Im Falle einer Absage der Trainings-/Veranstaltung von Seiten made for science wegen Krankheit des Trainers, höherer Gewalt oder sonstiger unvorhersehbarer Ereignisse besteht kein Anspruch auf Durchführung der Trainings- / Veranstaltung. Ebenso erfolgt bei Kursausfall oder Terminverschiebung keine Übernahme von Reise- und Übernachtungskosten sowie von durch Arbeitsausfall entstehenden Auslagen.

§ 12 SCHLUSSBESTIMMUNGEN

Sollten einzelne Bestimmungen dieses Vertrages unwirksam sein oder werden oder sollte der Vertrag eine Lücke enthalten, so berührt dies nicht die Gültigkeit der übrigen Bestimmungen. Anstelle der unwirksamen Bestimmung oder zur Ausfüllung einer Lücke ist eine Regelung zu vereinbaren, die, soweit rechtlich zulässig, dem am nächsten kommt, was die Vertragsparteien gewollt haben.

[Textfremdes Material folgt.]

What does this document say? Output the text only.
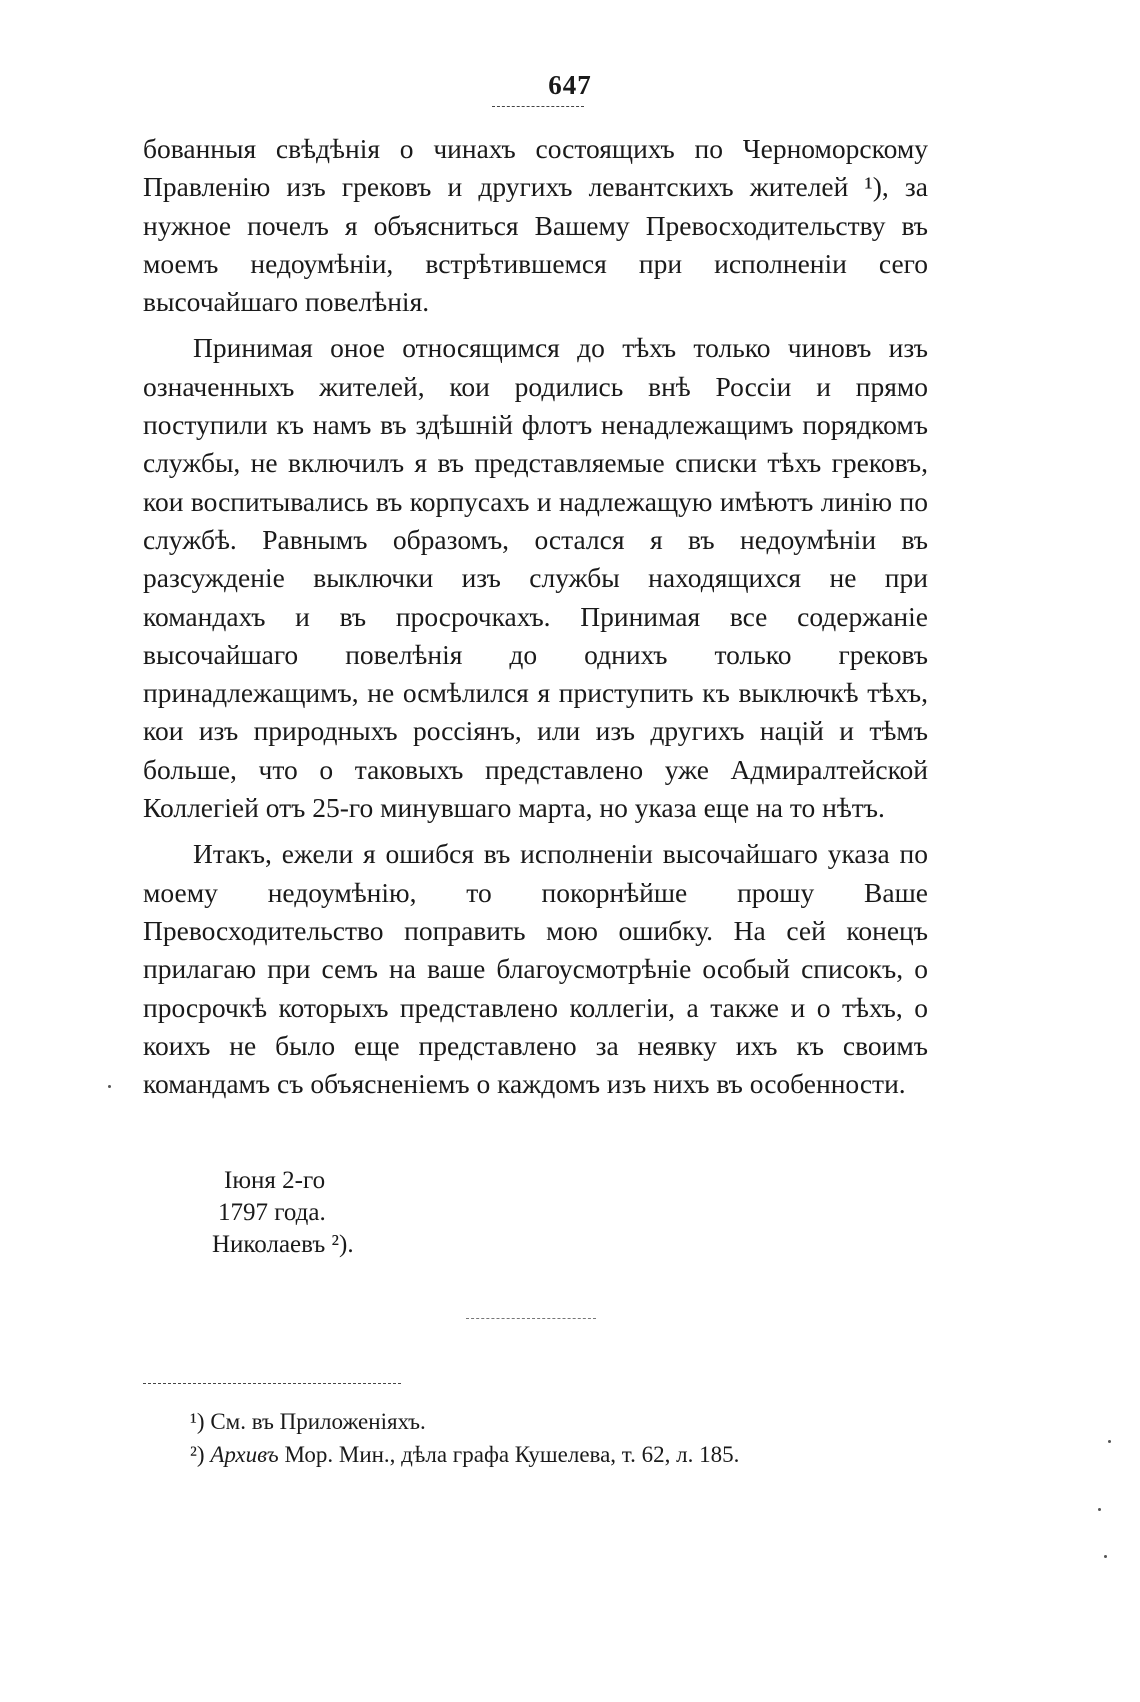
647

бованныя свѣдѣнія о чинахъ состоящихъ по Черноморскому Правленію изъ грековъ и другихъ левантскихъ жителей ¹), за нужное почелъ я объясниться Вашему Превосходительству въ моемъ недоумѣніи, встрѣтившемся при исполненіи сего высочайшаго повелѣнія.

Принимая оное относящимся до тѣхъ только чиновъ изъ означенныхъ жителей, кои родились внѣ Россіи и прямо поступили къ намъ въ здѣшній флотъ ненадлежащимъ порядкомъ службы, не включилъ я въ представляемые списки тѣхъ грековъ, кои воспитывались въ корпусахъ и надлежащую имѣютъ линію по службѣ. Равнымъ образомъ, остался я въ недоумѣніи въ разсужденіе выключки изъ службы находящихся не при командахъ и въ просрочкахъ. Принимая все содержаніе высочайшаго повелѣнія до однихъ только грековъ принадлежащимъ, не осмѣлился я приступить къ выключкѣ тѣхъ, кои изъ природныхъ россіянъ, или изъ другихъ націй и тѣмъ больше, что о таковыхъ представлено уже Адмиралтейской Коллегіей отъ 25-го минувшаго марта, но указа еще на то нѣтъ.

Итакъ, ежели я ошибся въ исполненіи высочайшаго указа по моему недоумѣнію, то покорнѣйше прошу Ваше Превосходительство поправить мою ошибку. На сей конецъ прилагаю при семъ на ваше благоусмотрѣніе особый списокъ, о просрочкѣ которыхъ представлено коллегіи, а также и о тѣхъ, о коихъ не было еще представлено за неявку ихъ къ своимъ командамъ съ объясненіемъ о каждомъ изъ нихъ въ особенности.

Іюня 2-го
1797 года.
Николаевъ ²).
¹) См. въ Приложеніяхъ.
²) Архивъ Мор. Мин., дѣла графа Кушелева, т. 62, л. 185.
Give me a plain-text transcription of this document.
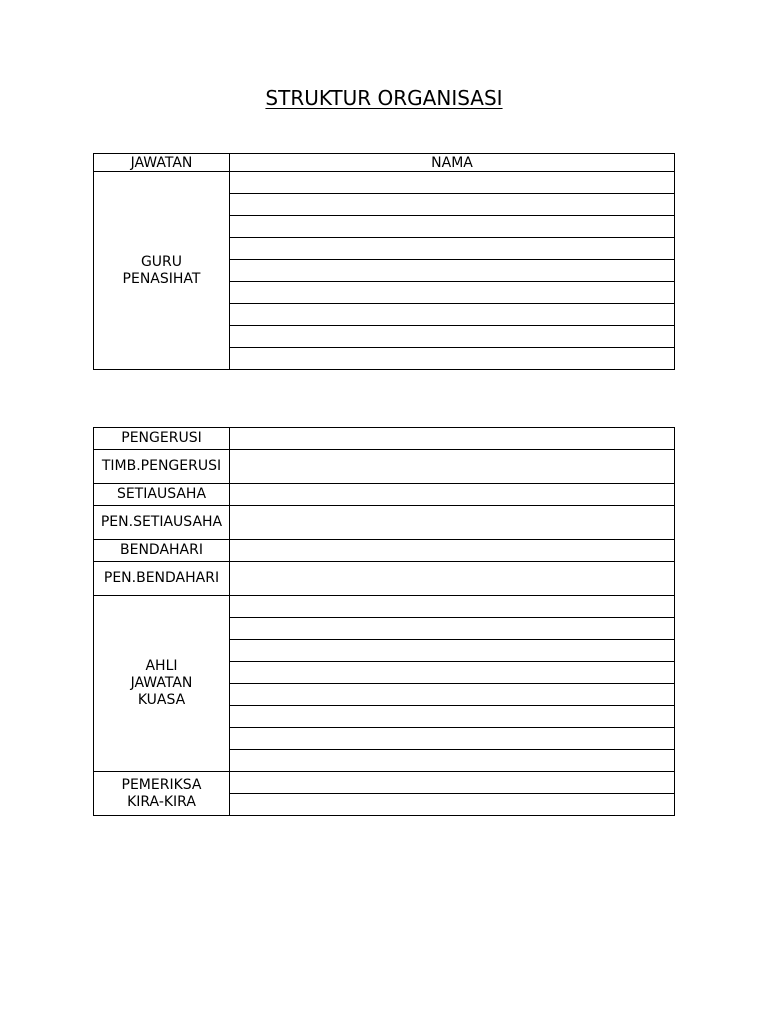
STRUKTUR ORGANISASI
JAWATAN	NAMA
GURU PENASIHAT	

PENGERUSI	
TIMB.PENGERUSI	
SETIAUSAHA	
PEN.SETIAUSAHA	
BENDAHARI	
PEN.BENDAHARI	
AHLI JAWATAN KUASA	

PEMERIKSA KIRA-KIRA	
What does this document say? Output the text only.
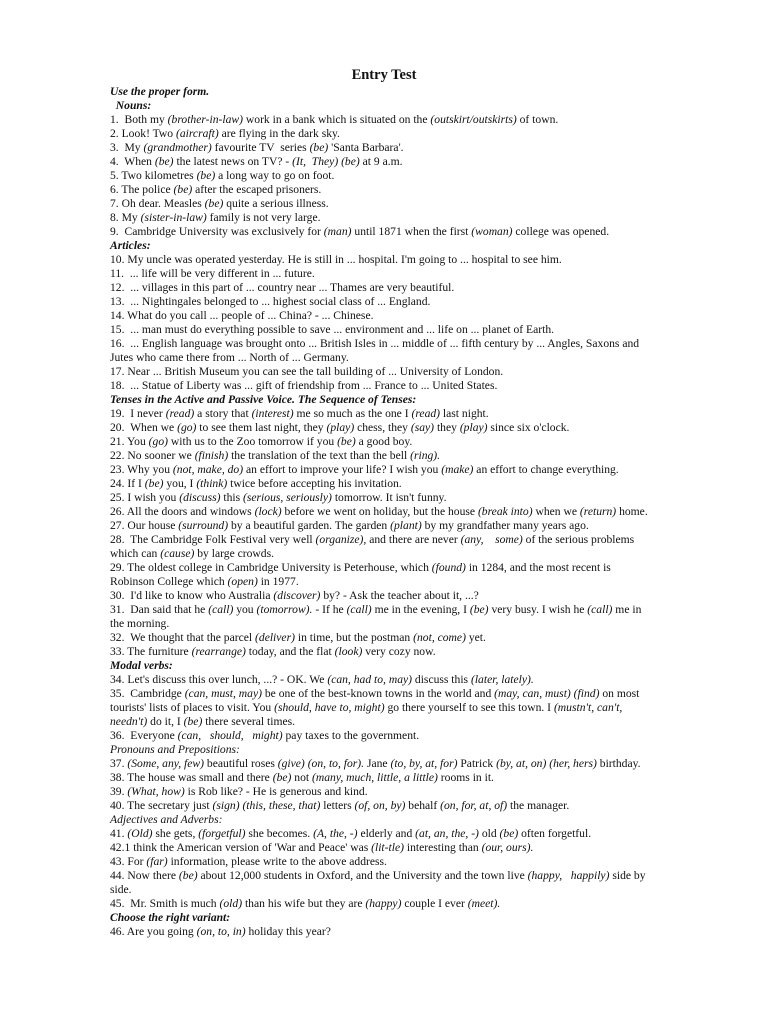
Entry Test
Use the proper form.
Nouns:
1.  Both my (brother-in-law) work in a bank which is situated on the (outskirt/outskirts) of town.
2. Look! Two (aircraft) are flying in the dark sky.
3.  My (grandmother) favourite TV  series (be) 'Santa Barbara'.
4.  When (be) the latest news on TV? - (It,  They) (be) at 9 a.m.
5. Two kilometres (be) a long way to go on foot.
6. The police (be) after the escaped prisoners.
7. Oh dear. Measles (be) quite a serious illness.
8. My (sister-in-law) family is not very large.
9.  Cambridge University was exclusively for (man) until 1871 when the first (woman) college was opened.
Articles:
10. My uncle was operated yesterday. He is still in ... hospital. I'm going to ... hospital to see him.
11.  ... life will be very different in ... future.
12.  ... villages in this part of ... country near ... Thames are very beautiful.
13.  ... Nightingales belonged to ... highest social class of ... England.
14. What do you call ... people of ... China? - ... Chinese.
15.  ... man must do everything possible to save ... environment and ... life on ... planet of Earth.
16.  ... English language was brought onto ... British Isles in ... middle of ... fifth century by ... Angles, Saxons and
Jutes who came there from ... North of ... Germany.
17. Near ... British Museum you can see the tall building of ... University of London.
18.  ... Statue of Liberty was ... gift of friendship from ... France to ... United States.
Tenses in the Active and Passive Voice. The Sequence of Tenses:
19.  I never (read) a story that (interest) me so much as the one I (read) last night.
20.  When we (go) to see them last night, they (play) chess, they (say) they (play) since six o'clock.
21. You (go) with us to the Zoo tomorrow if you (be) a good boy.
22. No sooner we (finish) the translation of the text than the bell (ring).
23. Why you (not, make, do) an effort to improve your life? I wish you (make) an effort to change everything.
24. If I (be) you, I (think) twice before accepting his invitation.
25. I wish you (discuss) this (serious, seriously) tomorrow. It isn't funny.
26. All the doors and windows (lock) before we went on holiday, but the house (break into) when we (return) home.
27. Our house (surround) by a beautiful garden. The garden (plant) by my grandfather many years ago.
28.  The Cambridge Folk Festival very well (organize), and there are never (any,    some) of the serious problems
which can (cause) by large crowds.
29. The oldest college in Cambridge University is Peterhouse, which (found) in 1284, and the most recent is
Robinson College which (open) in 1977.
30.  I'd like to know who Australia (discover) by? - Ask the teacher about it, ...?
31.  Dan said that he (call) you (tomorrow). - If he (call) me in the evening, I (be) very busy. I wish he (call) me in
the morning.
32.  We thought that the parcel (deliver) in time, but the postman (not, come) yet.
33. The furniture (rearrange) today, and the flat (look) very cozy now.
Modal verbs:
34. Let's discuss this over lunch, ...? - OK. We (can, had to, may) discuss this (later, lately).
35.  Cambridge (can, must, may) be one of the best-known towns in the world and (may, can, must) (find) on most
tourists' lists of places to visit. You (should, have to, might) go there yourself to see this town. I (mustn't, can't,
needn't) do it, I (be) there several times.
36.  Everyone (can,   should,   might) pay taxes to the government.
Pronouns and Prepositions:
37. (Some, any, few) beautiful roses (give) (on, to, for). Jane (to, by, at, for) Patrick (by, at, on) (her, hers) birthday.
38. The house was small and there (be) not (many, much, little, a little) rooms in it.
39. (What, how) is Rob like? - He is generous and kind.
40. The secretary just (sign) (this, these, that) letters (of, on, by) behalf (on, for, at, of) the manager.
Adjectives and Adverbs:
41. (Old) she gets, (forgetful) she becomes. (A, the, -) elderly and (at, an, the, -) old (be) often forgetful.
42.1 think the American version of 'War and Peace' was (lit-tle) interesting than (our, ours).
43. For (far) information, please write to the above address.
44. Now there (be) about 12,000 students in Oxford, and the University and the town live (happy,   happily) side by
side.
45.  Mr. Smith is much (old) than his wife but they are (happy) couple I ever (meet).
Choose the right variant:
46. Are you going (on, to, in) holiday this year?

Dieser Vertrag und die gesamten Rechtsbeziehungen der Parteien unterliegen dem Recht der Bundesrepublik Deutschland unter Ausschluss des UN-Kaufrechts (CISG).
Falls der Kunde im Sinne der gesetzlichen Bestimmungen Kaufmann ist oder seinen Sitz im Ausland hat, wird als ausschließlicher Gerichtsstand Frankfurt am Main vereinbart.